Tuesday, April 28, 2009

object references an unsaved transient instance

    Match m = new Match();
    m.setPlayDate(playDate);

    for (int playerId : playerIds) {
        Player p = playerDao.read(playerId);
     
        // update player's stat
        PlayerStats ps = playerStatsDao.findByPlayerAndYear(playerId, year);
        ps.increment();
        playerStatsDao.saveOrUpdate(ps);
   
        m.addParticipant(p);
    }
  
    matchDao.persist(m);

org.hibernate.TransientObjectException: object references an unsaved transient instance - save the transient instance before flushing: poker.db.model.Match.

On 2nd iteration of the loop, in line 8, while querying playerstats, it threw the above exception. It was doing a *flush* before the query since playerstats was dirty atm.

I really made an effort to dig into it. It turns out that it was caused by the *inverse* setting of a many-to-many relationship. I used to think it doesn't matter as long as you set either side of it.

In Class Match:
public void addParticipant(Player p) {
    getParticipants().add(p);
    p.getMatches().add(this);
}

PlayStats * <---> 1 Player * <---> * Match
All relationships are bi-directional. PlayStats is owner side by default for the many-to-one. And I set (inverse=true) on Player side by rolling a dice. I thought when I called match.addPaticipant(), both collections are updated and the relation is built. It shouldn't make any difference by setting inverse.

I imagine that the reference link is uni-directional for underlying presistence with the inverse setting. When Player is the owner of this many-to-many, the link is PlayerStats ->Player->Match, since Match object is a transient object (not saved yet) when we tried to save/update PlayerStats, it threw the above exception. However, if we change the owner side to Match, the reference link is broken, PlayerStats->Player, Match->Player, save/update PlayerStats has nothing to do with the state of Match object anymore. Thus it runs perfectly!

* Inverse=true means relationship owner to avoid unnecessary update.
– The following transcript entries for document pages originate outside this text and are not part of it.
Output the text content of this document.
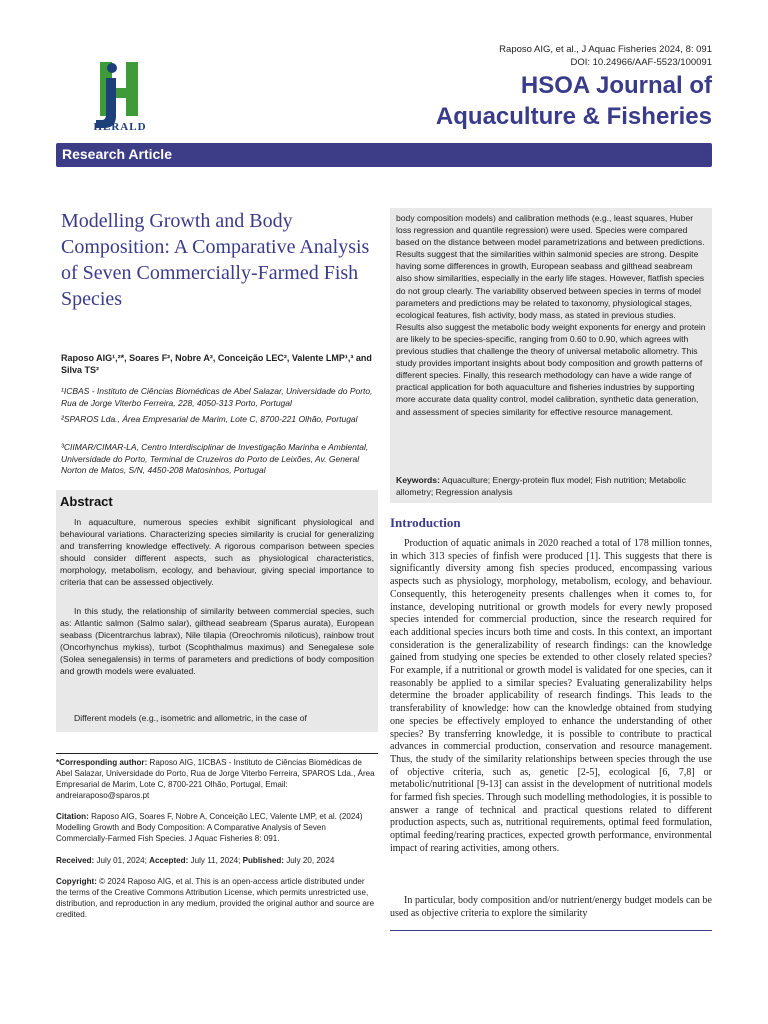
HERALD
Raposo AIG, et al., J Aquac Fisheries 2024, 8: 091
DOI: 10.24966/AAF-5523/100091
HSOA Journal of
Aquaculture & Fisheries
Research Article
Modelling Growth and Body Composition: A Comparative Analysis of Seven Commercially-Farmed Fish Species
Raposo AIG¹,²*, Soares F², Nobre A², Conceição LEC², Valente LMP¹,³ and Silva TS²
¹ICBAS - Instituto de Ciências Biomédicas de Abel Salazar, Universidade do Porto, Rua de Jorge Viterbo Ferreira, 228, 4050-313 Porto, Portugal
²SPAROS Lda., Área Empresarial de Marim, Lote C, 8700-221 Olhão, Portugal
³CIIMAR/CIMAR-LA, Centro Interdisciplinar de Investigação Marinha e Ambiental, Universidade do Porto, Terminal de Cruzeiros do Porto de Leixões, Av. General Norton de Matos, S/N, 4450-208 Matosinhos, Portugal
Abstract
In aquaculture, numerous species exhibit significant physiological and behavioural variations. Characterizing species similarity is crucial for generalizing and transferring knowledge effectively. A rigorous comparison between species should consider different aspects, such as physiological characteristics, morphology, metabolism, ecology, and behaviour, giving special importance to criteria that can be assessed objectively.
In this study, the relationship of similarity between commercial species, such as: Atlantic salmon (Salmo salar), gilthead seabream (Sparus aurata), European seabass (Dicentrarchus labrax), Nile tilapia (Oreochromis niloticus), rainbow trout (Oncorhynchus mykiss), turbot (Scophthalmus maximus) and Senegalese sole (Solea senegalensis) in terms of parameters and predictions of body composition and growth models were evaluated.
Different models (e.g., isometric and allometric, in the case of
*Corresponding author: Raposo AIG, 1ICBAS - Instituto de Ciências Biomédicas de Abel Salazar, Universidade do Porto, Rua de Jorge Viterbo Ferreira, SPAROS Lda., Área Empresarial de Marim, Lote C, 8700-221 Olhão, Portugal, Email: andreiaraposo@sparos.pt
Citation: Raposo AIG, Soares F, Nobre A, Conceição LEC, Valente LMP, et al. (2024) Modelling Growth and Body Composition: A Comparative Analysis of Seven Commercially-Farmed Fish Species. J Aquac Fisheries 8: 091.
Received: July 01, 2024; Accepted: July 11, 2024; Published: July 20, 2024
Copyright: © 2024 Raposo AIG, et al. This is an open-access article distributed under the terms of the Creative Commons Attribution License, which permits unrestricted use, distribution, and reproduction in any medium, provided the original author and source are credited.
body composition models) and calibration methods (e.g., least squares, Huber loss regression and quantile regression) were used. Species were compared based on the distance between model parametrizations and between predictions. Results suggest that the similarities within salmonid species are strong. Despite having some differences in growth, European seabass and gilthead seabream also show similarities, especially in the early life stages. However, flatfish species do not group clearly. The variability observed between species in terms of model parameters and predictions may be related to taxonomy, physiological stages, ecological features, fish activity, body mass, as stated in previous studies. Results also suggest the metabolic body weight exponents for energy and protein are likely to be species-specific, ranging from 0.60 to 0.90, which agrees with previous studies that challenge the theory of universal metabolic allometry. This study provides important insights about body composition and growth patterns of different species. Finally, this research methodology can have a wide range of practical application for both aquaculture and fisheries industries by supporting more accurate data quality control, model calibration, synthetic data generation, and assessment of species similarity for effective resource management.
Keywords: Aquaculture; Energy-protein flux model; Fish nutrition; Metabolic allometry; Regression analysis
Introduction
Production of aquatic animals in 2020 reached a total of 178 million tonnes, in which 313 species of finfish were produced [1]. This suggests that there is significantly diversity among fish species produced, encompassing various aspects such as physiology, morphology, metabolism, ecology, and behaviour. Consequently, this heterogeneity presents challenges when it comes to, for instance, developing nutritional or growth models for every newly proposed species intended for commercial production, since the research required for each additional species incurs both time and costs. In this context, an important consideration is the generalizability of research findings: can the knowledge gained from studying one species be extended to other closely related species? For example, if a nutritional or growth model is validated for one species, can it reasonably be applied to a similar species? Evaluating generalizability helps determine the broader applicability of research findings. This leads to the transferability of knowledge: how can the knowledge obtained from studying one species be effectively employed to enhance the understanding of other species? By transferring knowledge, it is possible to contribute to practical advances in commercial production, conservation and resource management. Thus, the study of the similarity relationships between species through the use of objective criteria, such as, genetic [2-5], ecological [6, 7,8] or metabolic/nutritional [9-13] can assist in the development of nutritional models for farmed fish species. Through such modelling methodologies, it is possible to answer a range of technical and practical questions related to different production aspects, such as, nutritional requirements, optimal feed formulation, optimal feeding/rearing practices, expected growth performance, environmental impact of rearing activities, among others.
In particular, body composition and/or nutrient/energy budget models can be used as objective criteria to explore the similarity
Basically on many side, insert a new record already with FK value, you don't need another update statement to set it.
http://www.mkyong.com/hibernate/inverse-true-example-and-explanation/

Alternatively, the second solution is to set FlushMode of query in playerStatsDao.findByPlayerAndYear().
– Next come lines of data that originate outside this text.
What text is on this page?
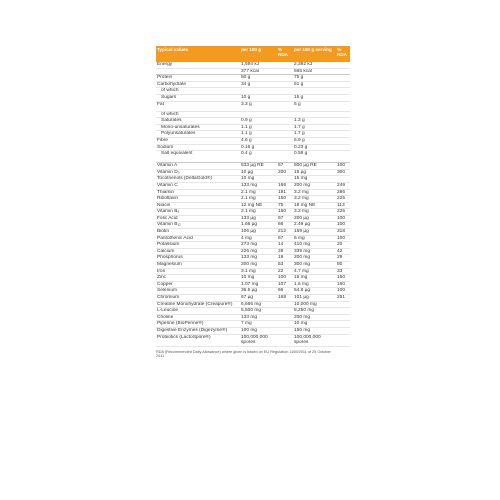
Typical values	per 100 g	% RDA	per 150 g serving	% RDA
Energy	1,594 kJ		2,392 kJ	
	377 kcal		565 kcal	
Protein	50 g		75 g	
Carbohydrate	34 g		51 g	
of which				
Sugars	10 g		15 g	
Fat	3.3 g		5 g	
of which				
Saturates	0.9 g		1.3 g	
Mono-unsaturates	1.1 g		1.7 g	
Polyunsaturates	1.1 g		1.7 g	
Fibre	4.6 g		6.9 g	
Sodium	0.16 g		0.23 g	
Salt equivalent	0.4 g		0.58 g	
Vitamin A	533 µg RE	67	800 µg RE	100
Vitamin D₃	10 µg	200	15 µg	300
Tocotrienols (DeltaGold®)	10 mg		15 mg	
Vitamin C	133 mg	166	200 mg	249
Thiamin	2.1 mg	191	3.2 mg	286
Riboflavin	2.1 mg	150	3.2 mg	225
Niacin	12 mg NE	75	18 mg NE	113
Vitamin B₆	2.1 mg	150	3.2 mg	225
Folic Acid	133 µg	67	200 µg	100
Vitamin B₁₂	1.66 µg	66	2.49 µg	100
Biotin	106 µg	212	159 µg	318
Pantothenic Acid	4 mg	67	6 mg	100
Potassium	273 mg	14	410 mg	20
Calcium	226 mg	28	339 mg	42
Phosphorus	133 mg	19	200 mg	29
Magnesium	200 mg	53	300 mg	80
Iron	3.1 mg	22	4.7 mg	33
Zinc	10 mg	100	15 mg	150
Copper	1.07 mg	107	1.6 mg	160
Selenium	36.5 µg	66	54.8 µg	100
Chromium	67 µg	168	101 µg	251
Creatine Monohydrate (Creapure®)	6,666 mg		10,000 mg	
L-Leucine	5,500 mg		8,250 mg	
Choline	133 mg		200 mg	
Piperine (BioPerine®)	7 mg		10 mg	
Digestive Enzymes (Digezyme®)	100 mg		150 mg	
Probiotics (LactoSpore®)	100,000,000 spores		100,000,000 spores	
RDA (Recommended Daily Allowance) where given is based on EU Regulation 1169/2011 of 25 October 2011
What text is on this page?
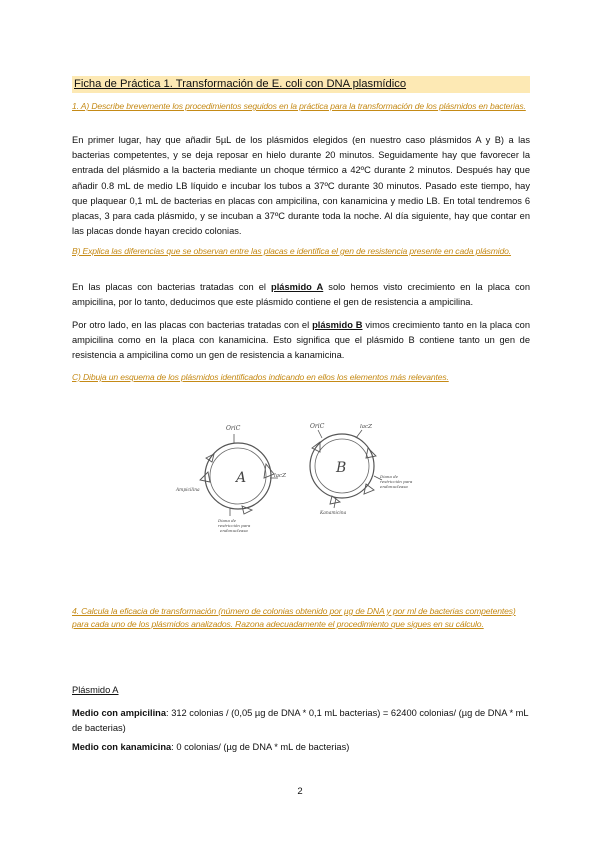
Ficha de Práctica 1. Transformación de E. coli con DNA plasmídico
1. A) Describe brevemente los procedimientos seguidos en la práctica para la transformación de los plásmidos en bacterias.
En primer lugar, hay que añadir 5µL de los plásmidos elegidos (en nuestro caso plásmidos A y B) a las bacterias competentes, y se deja reposar en hielo durante 20 minutos. Seguidamente hay que favorecer la entrada del plásmido a la bacteria mediante un choque térmico a 42ºC durante 2 minutos. Después hay que añadir 0.8 mL de medio LB líquido e incubar los tubos a 37ºC durante 30 minutos. Pasado este tiempo, hay que plaquear 0,1 mL de bacterias en placas con ampicilina, con kanamicina y medio LB. En total tendremos 6 placas, 3 para cada plásmido, y se incuban a 37ºC durante toda la noche. Al día siguiente, hay que contar en las placas donde hayan crecido colonias.
B) Explica las diferencias que se observan entre las placas e identifica el gen de resistencia presente en cada plásmido.
En las placas con bacterias tratadas con el plásmido A solo hemos visto crecimiento en la placa con ampicilina, por lo tanto, deducimos que este plásmido contiene el gen de resistencia a ampicilina.
Por otro lado, en las placas con bacterias tratadas con el plásmido B vimos crecimiento tanto en la placa con ampicilina como en la placa con kanamicina. Esto significa que el plásmido B contiene tanto un gen de resistencia a ampicilina como un gen de resistencia a kanamicina.
C) Dibuja un esquema de los plásmidos identificados indicando en ellos los elementos más relevantes.
A
OriC
lacZ
Ampicilina
Diana de
restricción para
endonucleasa
B
OriC	lacZ
Kanamicina
Diana de
restricción para
endonucleasa
4. Calcula la eficacia de transformación (número de colonias obtenido por µg de DNA y por ml de bacterias competentes) para cada uno de los plásmidos analizados. Razona adecuadamente el procedimiento que sigues en su cálculo.
Plásmido A
Medio con ampicilina: 312 colonias / (0,05 µg de DNA * 0,1 mL bacterias) = 62400 colonias/ (µg de DNA * mL de bacterias)
Medio con kanamicina: 0 colonias/ (µg de DNA * mL de bacterias)
2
public PlayerStats findByPlayerAndYear(int playerId, int year) {
    String queryString = "from PlayerStats ps where ps.player.id = :playerId "
                          + "and ps.year = :year";
    Query query = getSession().createQuery(queryString)
                .setInteger("playerId", playerId)
                .setInteger("year", year)
                .setFlushMode(FlushMode.COMMIT);
    return (PlayerStats) query.uniqueResult();
}

By default, FlushMode is AUTO, flush synchronize the in-memory persistent object with underlying database store by running the SQLs, the changes not visible to others until tx.commit() though.

Note that flush occurs in three cases: transcation commit, session.flush() invoked or before the query. By changing flush to tx commit time, we avoid the "object references an unsaved transient instance" issue. It is also good for performance.